Mit dem Gedenktag solle die Erinnerung an das durch Flucht, Vertreibung und Deportation verursachte millionenfache Leid gerade für die junge Generation lebendig gehalten werden, erklärte Seehofer weiter.
Nachdem die Verwirklichung des von den Vertriebenenverbänden seit Jahren geforderten bundesweiten Gedenktage noch immer auf sich warten lässt, kommt der bayerischen Initiative eine große Signalwirkung zu.

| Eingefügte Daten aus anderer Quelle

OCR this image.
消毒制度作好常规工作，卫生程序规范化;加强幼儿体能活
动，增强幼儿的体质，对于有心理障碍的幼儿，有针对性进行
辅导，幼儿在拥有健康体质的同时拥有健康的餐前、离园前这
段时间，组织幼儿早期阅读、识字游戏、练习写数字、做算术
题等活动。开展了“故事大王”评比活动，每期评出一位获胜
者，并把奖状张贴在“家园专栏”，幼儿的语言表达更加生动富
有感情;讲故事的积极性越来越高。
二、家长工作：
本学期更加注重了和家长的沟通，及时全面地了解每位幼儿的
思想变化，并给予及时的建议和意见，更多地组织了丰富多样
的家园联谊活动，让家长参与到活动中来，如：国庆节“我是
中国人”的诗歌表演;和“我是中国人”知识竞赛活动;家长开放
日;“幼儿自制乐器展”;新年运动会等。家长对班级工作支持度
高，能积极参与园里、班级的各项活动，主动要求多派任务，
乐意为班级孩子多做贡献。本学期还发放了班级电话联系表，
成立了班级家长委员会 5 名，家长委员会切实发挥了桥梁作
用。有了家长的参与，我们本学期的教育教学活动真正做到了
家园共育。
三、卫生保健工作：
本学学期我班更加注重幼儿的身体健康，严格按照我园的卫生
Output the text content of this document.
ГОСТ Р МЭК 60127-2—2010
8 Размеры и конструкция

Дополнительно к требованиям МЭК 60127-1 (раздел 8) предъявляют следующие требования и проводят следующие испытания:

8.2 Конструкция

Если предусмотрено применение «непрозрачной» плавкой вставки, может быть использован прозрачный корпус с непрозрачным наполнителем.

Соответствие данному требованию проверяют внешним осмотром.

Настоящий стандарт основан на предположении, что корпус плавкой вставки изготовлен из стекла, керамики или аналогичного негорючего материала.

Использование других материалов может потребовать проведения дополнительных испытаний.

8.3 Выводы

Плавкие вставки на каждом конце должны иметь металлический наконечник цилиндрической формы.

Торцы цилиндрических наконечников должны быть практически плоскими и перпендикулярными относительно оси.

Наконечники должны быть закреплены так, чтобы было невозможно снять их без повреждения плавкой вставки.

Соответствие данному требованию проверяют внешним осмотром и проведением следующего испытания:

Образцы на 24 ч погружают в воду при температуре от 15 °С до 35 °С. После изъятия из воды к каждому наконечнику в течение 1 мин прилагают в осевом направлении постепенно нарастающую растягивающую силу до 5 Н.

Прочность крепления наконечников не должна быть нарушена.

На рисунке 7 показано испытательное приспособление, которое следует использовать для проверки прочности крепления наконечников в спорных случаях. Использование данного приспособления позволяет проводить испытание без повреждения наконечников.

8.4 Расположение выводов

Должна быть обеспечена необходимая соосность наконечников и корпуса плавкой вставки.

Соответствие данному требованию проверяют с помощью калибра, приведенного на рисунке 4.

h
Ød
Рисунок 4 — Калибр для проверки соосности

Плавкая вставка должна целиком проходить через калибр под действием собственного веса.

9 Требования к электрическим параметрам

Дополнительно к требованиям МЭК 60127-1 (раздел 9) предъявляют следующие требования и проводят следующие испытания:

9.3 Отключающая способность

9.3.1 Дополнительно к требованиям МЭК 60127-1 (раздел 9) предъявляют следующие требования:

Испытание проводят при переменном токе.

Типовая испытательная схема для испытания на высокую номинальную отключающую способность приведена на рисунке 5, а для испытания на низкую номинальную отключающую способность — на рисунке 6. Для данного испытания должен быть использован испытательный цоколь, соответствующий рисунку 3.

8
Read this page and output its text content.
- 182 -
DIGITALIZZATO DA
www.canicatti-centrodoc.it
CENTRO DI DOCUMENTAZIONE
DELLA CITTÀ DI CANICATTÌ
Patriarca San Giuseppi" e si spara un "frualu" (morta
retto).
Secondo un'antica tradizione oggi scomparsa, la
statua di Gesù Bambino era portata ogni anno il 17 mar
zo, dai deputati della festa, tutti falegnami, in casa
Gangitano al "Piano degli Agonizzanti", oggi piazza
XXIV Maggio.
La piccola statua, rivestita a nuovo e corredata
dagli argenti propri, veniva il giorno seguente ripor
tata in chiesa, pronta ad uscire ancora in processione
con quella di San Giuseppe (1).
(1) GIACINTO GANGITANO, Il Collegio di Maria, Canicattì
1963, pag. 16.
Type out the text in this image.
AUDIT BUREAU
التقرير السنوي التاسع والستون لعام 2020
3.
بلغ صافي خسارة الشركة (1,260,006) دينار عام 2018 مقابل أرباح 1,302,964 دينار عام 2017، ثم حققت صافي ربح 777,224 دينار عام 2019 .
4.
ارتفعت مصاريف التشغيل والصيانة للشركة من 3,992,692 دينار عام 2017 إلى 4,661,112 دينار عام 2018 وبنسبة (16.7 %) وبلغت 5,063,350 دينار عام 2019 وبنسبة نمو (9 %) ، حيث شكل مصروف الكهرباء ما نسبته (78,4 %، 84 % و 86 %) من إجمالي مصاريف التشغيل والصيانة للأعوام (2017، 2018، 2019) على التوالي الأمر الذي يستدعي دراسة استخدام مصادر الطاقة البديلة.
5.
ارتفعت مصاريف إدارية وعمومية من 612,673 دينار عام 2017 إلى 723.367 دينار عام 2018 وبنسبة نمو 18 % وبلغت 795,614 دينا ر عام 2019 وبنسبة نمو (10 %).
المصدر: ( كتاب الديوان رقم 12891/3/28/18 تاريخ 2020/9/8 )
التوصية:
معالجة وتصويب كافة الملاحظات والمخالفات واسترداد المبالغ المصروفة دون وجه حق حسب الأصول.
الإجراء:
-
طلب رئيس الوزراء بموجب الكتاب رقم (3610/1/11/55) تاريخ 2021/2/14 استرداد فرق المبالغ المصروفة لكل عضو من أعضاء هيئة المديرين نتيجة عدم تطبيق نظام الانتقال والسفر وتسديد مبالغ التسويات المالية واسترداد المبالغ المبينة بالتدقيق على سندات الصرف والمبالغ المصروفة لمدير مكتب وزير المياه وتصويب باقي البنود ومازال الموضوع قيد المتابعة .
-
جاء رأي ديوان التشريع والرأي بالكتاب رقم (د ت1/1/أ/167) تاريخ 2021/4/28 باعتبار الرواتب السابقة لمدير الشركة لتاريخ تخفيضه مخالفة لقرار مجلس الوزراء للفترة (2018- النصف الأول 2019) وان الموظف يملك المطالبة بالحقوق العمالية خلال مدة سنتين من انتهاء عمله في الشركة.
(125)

Im Juli des vergangenen Jahres hatte der Sozialausschluss des Bayerischen Landtags bereits geschlossen für die Einführung eines „Nationalen Gedenktages für die Opfer von Flucht und Vertreibung” gestimmt und die Staatsregierung gebeten, sich nach ihren Möglichkeiten dafür einzusetzen, dass der Beschluss des Bundestages vom 8. Februar 2011 „möglichst bald” umgesetzt wird. Der Bundestag hatte seinerzeit den Antrag der Koalitionsfraktionen zu „60 Jahre Charta der deutschen Heimatvertrieben” beschlossen. Darin werden die Charta als „wesentlicher Meilenstein auf dem Weg zur Integration und Aussöhnung” und die Verdienste der Vertriebenen nach dem Zweiten Weltkrieg gewürdigt. Außerdem wird ein bundesweiter Gedenktag angeregt. Passiert ist jedoch bis heute nichts. Nun hat Bayern dem Bund gezeigt, wie es geht. Und Seehofer hat bewiesen, das sein Bekenntnis zu den Anliegen der Vertriebenen aufrichtig ist.